JetBlue is going to charge passengers extra for more legroom as part of a plan to boost non-core revenue by 60 percent this year, according to the head of the low-cost carrier. Chief Executive David Barger said JetBlue, based in Forest Hills, N.Y., soon expects to roll out a program called "even more legroom" that will offer passengers in the first few rows and emergency
exit seats of its larger aircraft additional space for an added fee. A spokeswoman declined to provide details of the plan, but Barger made it clear the single-class carrier is not planning to start offering business-class service.
Speaking at an investment conference in New York, Barger said "demand is solid across the JetBlue network," and he assured analysts the carrier is "in the middle of a momentum story," in spite of industry wide worries of a slumping economy and sharply rising fuel prices.
Like a number of its competitors, JetBlue's share price was pummeled in recent weeks as crude oil prices surged to all-time highs. Tough competition has made it difficult for domestic airlines to raise fares fast enough to keep pace with rising fuel costs, leaving carriers scrambling to find additional cost savings and new sources of revenue. A recent deal the carrier's LiveTV subsidiary struck to operate its in-flight entertainment system on new Continental Airlines aircraft should also help boost JetBlue's ancillary revenue numbers, Barger said. Last year, JetBlue reported $2.84 billion in sales as it posted its first full-year profit in three years. Non-passenger revenue accounted for $206 million of the total.

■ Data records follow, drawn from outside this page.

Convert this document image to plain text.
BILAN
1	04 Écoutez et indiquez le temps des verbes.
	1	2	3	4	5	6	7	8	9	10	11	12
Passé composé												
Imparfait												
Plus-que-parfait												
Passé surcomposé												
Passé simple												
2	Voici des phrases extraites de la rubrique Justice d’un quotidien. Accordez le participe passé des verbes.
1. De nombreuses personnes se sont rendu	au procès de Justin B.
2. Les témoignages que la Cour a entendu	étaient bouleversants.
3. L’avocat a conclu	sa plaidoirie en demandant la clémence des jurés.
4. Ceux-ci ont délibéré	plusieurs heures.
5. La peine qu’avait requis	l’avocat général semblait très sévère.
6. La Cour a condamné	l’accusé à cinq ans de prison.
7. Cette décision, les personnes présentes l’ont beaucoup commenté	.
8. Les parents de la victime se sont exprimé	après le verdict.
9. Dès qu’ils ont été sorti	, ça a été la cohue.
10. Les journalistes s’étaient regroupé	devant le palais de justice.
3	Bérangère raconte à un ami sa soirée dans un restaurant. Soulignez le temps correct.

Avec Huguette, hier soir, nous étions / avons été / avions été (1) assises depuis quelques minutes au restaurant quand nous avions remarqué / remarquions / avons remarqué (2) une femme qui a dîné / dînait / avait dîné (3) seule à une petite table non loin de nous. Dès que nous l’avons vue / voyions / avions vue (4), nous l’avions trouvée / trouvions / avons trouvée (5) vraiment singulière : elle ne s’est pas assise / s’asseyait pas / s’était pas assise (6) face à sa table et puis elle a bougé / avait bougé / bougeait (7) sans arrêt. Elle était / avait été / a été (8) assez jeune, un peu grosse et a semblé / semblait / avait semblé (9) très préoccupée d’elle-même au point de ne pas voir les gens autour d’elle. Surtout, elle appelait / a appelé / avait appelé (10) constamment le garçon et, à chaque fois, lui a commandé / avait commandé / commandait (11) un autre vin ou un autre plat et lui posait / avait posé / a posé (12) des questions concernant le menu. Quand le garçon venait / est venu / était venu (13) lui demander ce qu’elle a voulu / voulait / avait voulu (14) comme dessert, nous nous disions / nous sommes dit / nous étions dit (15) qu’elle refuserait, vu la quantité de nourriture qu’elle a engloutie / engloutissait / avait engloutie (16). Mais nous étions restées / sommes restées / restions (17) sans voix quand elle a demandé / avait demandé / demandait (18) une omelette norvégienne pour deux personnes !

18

Barger also said the company expects to sell four more of its older A320 planes, bringing to nine the total heading out the door this year. JetBlue expects to take delivery of 12 new A320s and six smaller Embraer 190 aircraft in 2008. Barger offered few details about efforts to bring the airline closer to German carrier Lufthansa, which took a 19 percent stake in JetBlue in January. Teams on both sides of the Atlantic are working to develop commercial and supply-chain partnerships, he said. One proposal might be to link the two carriers' online booking systems, as JetBlue plans to do with Irish carrier Aer Lingus beginning next month, Barger suggested.
JetBlue shares closed up 31 cents, or 6.6 percent higher, at $5. The stock has traded as high as $12.32 over the past 12 months, and recently traded as low as $4.30.